In mid July, law librarians from all across the country gathered for the annual meeting of the American Association of Law Librarians (AALL). This year, the meeting was held in our hometown of Philadelphia, which meant that we were all able to attend and participate in the festivities. Over the next couple of months, we will be sharing our varied experiences at the conference, to give you all a better idea of how we hone our skills and learn about emerging trends on law librarianship.
What I Did Last Summer
by Robert Hegadorn
Although the seminars I attended at AALL this year were interesting and informative, as usual, I found that the things I learned from the many legal information vendors in attendance at the exhibit hall would be of the most immediate interest to our community of brand-new and returning Villanova Law Students.
The things I found most interesting were the upgrades Lexis, Westlaw, and Bloomberg are rolling out. What I found myself most impressed by was something seemingly simple: The link-creator function now available for many Lexis Advance pages and documents. I had discussed the process of creating such links before with Villanova’s Lexis vendor representative—and apparently many others in other organizations must have discussed it as well, since Lexis has definitely come through with what will be, for me, a very useful tool. The reason I’m so impressed is that this new Lexis feature will readily allow links from important information in Lexis Advance to the various research guides our Library provides through its web page. Students and others will find it useful in their collaborative work in school and beyond. As for WestlawNext, a fairly new feature is their “Practical Law” resource. This feature will likely also prove to be valuable material for research guides and for students. Bloomberg Law likewise have interesting new features, such as their “Draft Analyser” function.
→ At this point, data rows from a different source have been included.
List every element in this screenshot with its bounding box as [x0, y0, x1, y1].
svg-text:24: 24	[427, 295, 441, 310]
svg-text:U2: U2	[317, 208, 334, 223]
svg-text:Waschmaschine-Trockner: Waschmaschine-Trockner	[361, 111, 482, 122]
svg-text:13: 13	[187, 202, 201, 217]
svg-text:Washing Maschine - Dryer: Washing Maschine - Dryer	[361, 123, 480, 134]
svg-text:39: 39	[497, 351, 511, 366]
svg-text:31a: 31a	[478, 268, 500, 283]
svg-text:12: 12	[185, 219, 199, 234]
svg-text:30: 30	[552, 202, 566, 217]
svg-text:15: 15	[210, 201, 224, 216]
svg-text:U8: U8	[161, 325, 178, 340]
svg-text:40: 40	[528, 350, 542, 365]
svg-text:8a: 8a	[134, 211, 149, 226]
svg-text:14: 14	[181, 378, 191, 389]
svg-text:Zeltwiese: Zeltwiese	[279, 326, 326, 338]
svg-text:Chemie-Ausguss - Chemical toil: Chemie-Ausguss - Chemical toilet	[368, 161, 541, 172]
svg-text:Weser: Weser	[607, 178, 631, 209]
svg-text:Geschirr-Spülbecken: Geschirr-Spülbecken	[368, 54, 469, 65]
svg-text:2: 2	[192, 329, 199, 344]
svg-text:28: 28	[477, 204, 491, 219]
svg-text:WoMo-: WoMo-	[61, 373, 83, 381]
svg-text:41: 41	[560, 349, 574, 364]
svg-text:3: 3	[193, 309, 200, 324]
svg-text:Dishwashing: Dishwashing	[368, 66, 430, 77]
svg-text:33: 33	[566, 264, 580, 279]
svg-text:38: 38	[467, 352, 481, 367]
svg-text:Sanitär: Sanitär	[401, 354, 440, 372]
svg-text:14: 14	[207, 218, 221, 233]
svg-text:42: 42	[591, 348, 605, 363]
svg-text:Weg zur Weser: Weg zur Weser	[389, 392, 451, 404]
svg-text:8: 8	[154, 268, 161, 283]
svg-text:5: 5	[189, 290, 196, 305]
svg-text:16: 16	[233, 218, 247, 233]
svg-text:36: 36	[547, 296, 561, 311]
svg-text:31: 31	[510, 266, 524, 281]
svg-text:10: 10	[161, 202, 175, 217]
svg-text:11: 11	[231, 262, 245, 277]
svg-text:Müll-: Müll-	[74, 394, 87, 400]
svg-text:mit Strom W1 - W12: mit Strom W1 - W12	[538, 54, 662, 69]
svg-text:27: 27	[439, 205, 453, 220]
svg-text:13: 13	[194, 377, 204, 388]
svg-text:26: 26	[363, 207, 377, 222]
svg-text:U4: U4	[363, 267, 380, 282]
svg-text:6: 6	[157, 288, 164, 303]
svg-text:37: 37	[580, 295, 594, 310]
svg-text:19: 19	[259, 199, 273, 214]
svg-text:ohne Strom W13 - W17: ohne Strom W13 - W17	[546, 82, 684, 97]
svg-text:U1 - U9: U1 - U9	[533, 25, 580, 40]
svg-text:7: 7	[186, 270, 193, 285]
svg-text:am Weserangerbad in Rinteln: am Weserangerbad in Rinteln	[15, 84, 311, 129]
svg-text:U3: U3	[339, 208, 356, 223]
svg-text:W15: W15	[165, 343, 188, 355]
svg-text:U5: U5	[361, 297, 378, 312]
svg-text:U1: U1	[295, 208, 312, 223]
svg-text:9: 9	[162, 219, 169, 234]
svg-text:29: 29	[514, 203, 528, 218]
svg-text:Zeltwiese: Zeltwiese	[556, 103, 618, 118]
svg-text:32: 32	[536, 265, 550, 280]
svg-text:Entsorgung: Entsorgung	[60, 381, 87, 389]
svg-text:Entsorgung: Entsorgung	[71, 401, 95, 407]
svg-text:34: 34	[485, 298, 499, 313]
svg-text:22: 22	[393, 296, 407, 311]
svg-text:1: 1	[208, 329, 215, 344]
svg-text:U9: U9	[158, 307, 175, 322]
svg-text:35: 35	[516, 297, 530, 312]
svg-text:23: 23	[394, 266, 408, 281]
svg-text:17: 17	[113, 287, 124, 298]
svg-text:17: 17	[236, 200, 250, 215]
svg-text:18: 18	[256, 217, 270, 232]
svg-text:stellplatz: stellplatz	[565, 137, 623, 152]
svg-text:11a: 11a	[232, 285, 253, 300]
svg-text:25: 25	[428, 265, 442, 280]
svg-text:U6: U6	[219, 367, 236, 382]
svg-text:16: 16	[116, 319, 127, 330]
Another new resource (new too me, at least) that I believe will be of use to students is Ravel Law. One nice feature is the price: Free for law students; just make a user account. Ravel’s issue-mapping feature (available with the free student account) provides an interesting visual chart of a selected issue, displaying leading cases along with their precursors and progeny. I believe law students will find this visual display of the development of case law to be very helpful in tracking down leading authorities. Case presentations in Ravel Law provide a number of useful features, including a page-by-page analysis of citation. Video demonstrations are available on Ravel’s website.
So, my final take-away impression of the Philadelphia Conference is that there is always something new to learn. For law students, this is something to keep in mind—law school marks the beginning of a process of learning that does not end with a graduation ceremony, but continues throughout a lawyer’s professional life. With luck, the process will frequently be as congenial and enjoyable as an AALL Conference. Good luck this year to old and new learners alike!